Rask stands out the most when juxtaposed against his peers. If we track the 12-season stretch from becoming an NHL regular in 2009-10 through the end of 2020-21, he had the league’s best SP among the 49 goaltenders who started at least 200 NHL games in that span. No one has stopped pucks faster than Rask in his career. And what stat matters more than that for a goalkeeper? He also recorded the third-most shutouts and the sixth-most wins during that span.

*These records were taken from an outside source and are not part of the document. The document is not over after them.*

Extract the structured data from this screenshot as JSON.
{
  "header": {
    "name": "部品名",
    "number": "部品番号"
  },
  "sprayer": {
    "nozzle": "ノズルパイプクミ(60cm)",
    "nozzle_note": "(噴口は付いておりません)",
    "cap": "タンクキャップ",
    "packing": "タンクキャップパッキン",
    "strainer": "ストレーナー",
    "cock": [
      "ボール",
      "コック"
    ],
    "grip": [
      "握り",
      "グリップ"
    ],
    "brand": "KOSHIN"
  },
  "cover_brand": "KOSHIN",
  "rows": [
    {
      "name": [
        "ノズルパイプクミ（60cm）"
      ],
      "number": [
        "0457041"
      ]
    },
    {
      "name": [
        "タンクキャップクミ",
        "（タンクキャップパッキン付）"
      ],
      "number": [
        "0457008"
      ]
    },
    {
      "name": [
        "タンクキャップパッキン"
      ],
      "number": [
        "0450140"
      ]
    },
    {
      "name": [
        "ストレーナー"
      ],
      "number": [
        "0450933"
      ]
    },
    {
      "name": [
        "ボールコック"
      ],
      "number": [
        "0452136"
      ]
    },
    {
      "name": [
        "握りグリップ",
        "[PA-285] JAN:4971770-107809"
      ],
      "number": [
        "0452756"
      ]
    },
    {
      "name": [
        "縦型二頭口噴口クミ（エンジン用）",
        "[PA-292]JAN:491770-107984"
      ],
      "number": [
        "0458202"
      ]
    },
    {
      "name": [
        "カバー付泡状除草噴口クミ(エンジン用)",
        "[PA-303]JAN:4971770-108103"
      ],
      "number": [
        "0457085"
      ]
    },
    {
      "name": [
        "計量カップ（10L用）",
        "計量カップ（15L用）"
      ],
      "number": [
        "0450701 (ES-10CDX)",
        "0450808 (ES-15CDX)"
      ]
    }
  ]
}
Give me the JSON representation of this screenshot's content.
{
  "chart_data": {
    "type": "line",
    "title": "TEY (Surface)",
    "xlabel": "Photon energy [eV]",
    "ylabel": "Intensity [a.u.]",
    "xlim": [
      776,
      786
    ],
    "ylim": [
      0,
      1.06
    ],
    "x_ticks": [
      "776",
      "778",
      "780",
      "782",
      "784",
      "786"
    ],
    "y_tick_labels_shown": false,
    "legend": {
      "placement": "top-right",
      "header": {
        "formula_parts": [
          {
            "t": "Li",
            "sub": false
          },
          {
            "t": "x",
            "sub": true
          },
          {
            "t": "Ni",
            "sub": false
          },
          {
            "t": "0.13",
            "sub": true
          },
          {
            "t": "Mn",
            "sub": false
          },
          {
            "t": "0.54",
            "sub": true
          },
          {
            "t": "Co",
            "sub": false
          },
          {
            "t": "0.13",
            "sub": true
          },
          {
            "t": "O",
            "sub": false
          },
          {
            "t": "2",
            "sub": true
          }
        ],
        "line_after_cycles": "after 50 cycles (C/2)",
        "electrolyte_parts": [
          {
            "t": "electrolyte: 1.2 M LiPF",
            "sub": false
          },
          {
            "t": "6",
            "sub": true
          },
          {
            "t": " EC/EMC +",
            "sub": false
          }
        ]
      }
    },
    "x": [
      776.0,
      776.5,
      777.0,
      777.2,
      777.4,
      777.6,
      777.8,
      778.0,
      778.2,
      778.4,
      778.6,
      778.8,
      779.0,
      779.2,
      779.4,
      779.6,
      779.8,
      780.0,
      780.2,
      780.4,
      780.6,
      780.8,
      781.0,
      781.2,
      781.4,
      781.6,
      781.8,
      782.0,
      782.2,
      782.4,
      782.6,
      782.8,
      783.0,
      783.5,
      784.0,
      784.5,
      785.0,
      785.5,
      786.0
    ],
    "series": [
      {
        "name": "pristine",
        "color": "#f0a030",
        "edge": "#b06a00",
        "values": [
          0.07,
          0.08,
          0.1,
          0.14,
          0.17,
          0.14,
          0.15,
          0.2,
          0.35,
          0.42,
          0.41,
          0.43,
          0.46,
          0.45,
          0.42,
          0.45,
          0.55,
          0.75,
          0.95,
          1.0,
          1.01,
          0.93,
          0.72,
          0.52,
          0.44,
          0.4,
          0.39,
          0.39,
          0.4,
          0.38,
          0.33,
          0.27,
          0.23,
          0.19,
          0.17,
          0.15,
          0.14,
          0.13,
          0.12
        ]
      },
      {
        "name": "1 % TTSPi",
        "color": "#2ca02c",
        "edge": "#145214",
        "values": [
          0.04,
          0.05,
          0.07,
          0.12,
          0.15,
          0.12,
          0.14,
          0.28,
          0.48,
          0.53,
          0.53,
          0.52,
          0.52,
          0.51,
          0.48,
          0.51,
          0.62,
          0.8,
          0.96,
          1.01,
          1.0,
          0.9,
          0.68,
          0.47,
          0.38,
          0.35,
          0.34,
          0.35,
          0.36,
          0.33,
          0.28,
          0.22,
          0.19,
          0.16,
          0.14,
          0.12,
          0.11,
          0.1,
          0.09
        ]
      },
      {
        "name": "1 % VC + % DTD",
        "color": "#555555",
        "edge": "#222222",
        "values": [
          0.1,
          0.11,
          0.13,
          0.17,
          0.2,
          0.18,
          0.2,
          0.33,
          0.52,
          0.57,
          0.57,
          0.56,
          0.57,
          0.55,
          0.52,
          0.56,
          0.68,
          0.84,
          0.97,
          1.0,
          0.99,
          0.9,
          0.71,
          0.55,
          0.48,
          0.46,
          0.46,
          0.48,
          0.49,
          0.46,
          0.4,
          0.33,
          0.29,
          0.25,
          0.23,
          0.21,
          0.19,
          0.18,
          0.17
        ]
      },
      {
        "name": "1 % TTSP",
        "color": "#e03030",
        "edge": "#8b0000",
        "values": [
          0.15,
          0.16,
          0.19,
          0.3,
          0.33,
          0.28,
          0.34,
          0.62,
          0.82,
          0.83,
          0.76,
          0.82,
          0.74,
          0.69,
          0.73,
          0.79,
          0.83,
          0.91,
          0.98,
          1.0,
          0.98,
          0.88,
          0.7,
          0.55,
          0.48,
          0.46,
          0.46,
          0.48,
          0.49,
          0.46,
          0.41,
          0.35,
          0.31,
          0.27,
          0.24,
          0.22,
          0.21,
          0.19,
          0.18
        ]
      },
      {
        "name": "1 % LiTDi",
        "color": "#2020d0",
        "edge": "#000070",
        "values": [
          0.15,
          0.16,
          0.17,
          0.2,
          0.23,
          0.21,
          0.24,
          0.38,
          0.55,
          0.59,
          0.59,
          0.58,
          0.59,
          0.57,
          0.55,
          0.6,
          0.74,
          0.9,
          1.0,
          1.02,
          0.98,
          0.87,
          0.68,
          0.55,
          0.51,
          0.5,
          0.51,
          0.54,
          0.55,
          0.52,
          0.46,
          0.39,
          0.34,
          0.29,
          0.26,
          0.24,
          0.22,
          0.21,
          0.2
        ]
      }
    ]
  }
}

One unofficial way I like to define a Hall-worthy player is this: were they in the top five players in their position for at least five years at their peak? The answer is unequivocally yes for Rask, who has never posted an SP below .912. The man’s worse the season was still quite good.
Rask deserves to be mentioned along with Henrik Lundqvist, Roberto Luongo, Marc-André Fleury and Carey Price as the best puck blockers of this generation. Even with a career that seems to be over too soon, Rask once earned a Hall call.